About
Originally I had this blog titled something completely different, something that I thought described me in the shortest explanation possible. Then, in a twist of fate I recalled something from my childhood. A name my mother lovingly called me…Gypsy Rose.
If you’re not familiar with her check out the wikipedia entry on the woman and you’ll see just how odd having a mother give this nickname to a 5 year old would be.
Entirely unrelated to the real Gypsy Rose, my mother lovingly gave me that name because as a child I would roam. I would wander and I was all but impossible to be kept. She tells of a story when I was not even old enough to walk…my father was outside (grilling I believe) and I was by his side (playing I presume). My mother had to go into the house and said to keep an eye on me. She came back out mere minutes later I was gone. My father was completely baffled. I was right there a minute ago. Hours later they came to find me across the stree, down the alley, in the neighbor’s yard playing on the swingset. I do believe that was the last time my father was left to be my only watcher until I was much older.

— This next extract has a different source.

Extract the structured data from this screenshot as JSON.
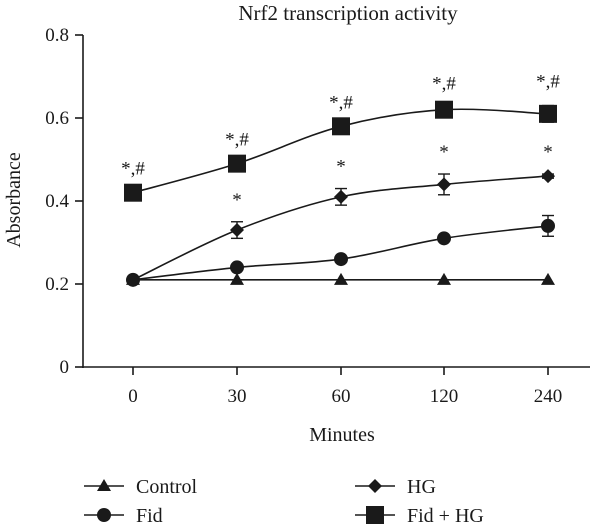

Once I became a bit older and was able to walk and run I was one of those children you occasionally see that are harnessed. Leashed. My mother to this day says that if I hadn’t been, I’d be long dead by now. I’d have walked right into the lake at my brother’s boy scout picnic, I’d have walked directly into traffic on the highway that ran just beside our house.
Another story my mother often tells about when discussions of my ability to wander off is one that again as a small child I somehow climbed the cupboards in our kitchen and while standing on the counter I opened the cupboard where we kept the medicine, opened a child-proof bottle of pills and proceeded to down the entire bottle. Those pills were my older sister’s heart medication. My older brother caught me in the act, stuck his hand down my throat and retrieved them. Surely I’d have died otherwise.
Armed with these stories of my past I have a certain sense of entitlement and grace. I feel that I both have earned my place on this planet and also have dangerously risked foolishly throwing it all away.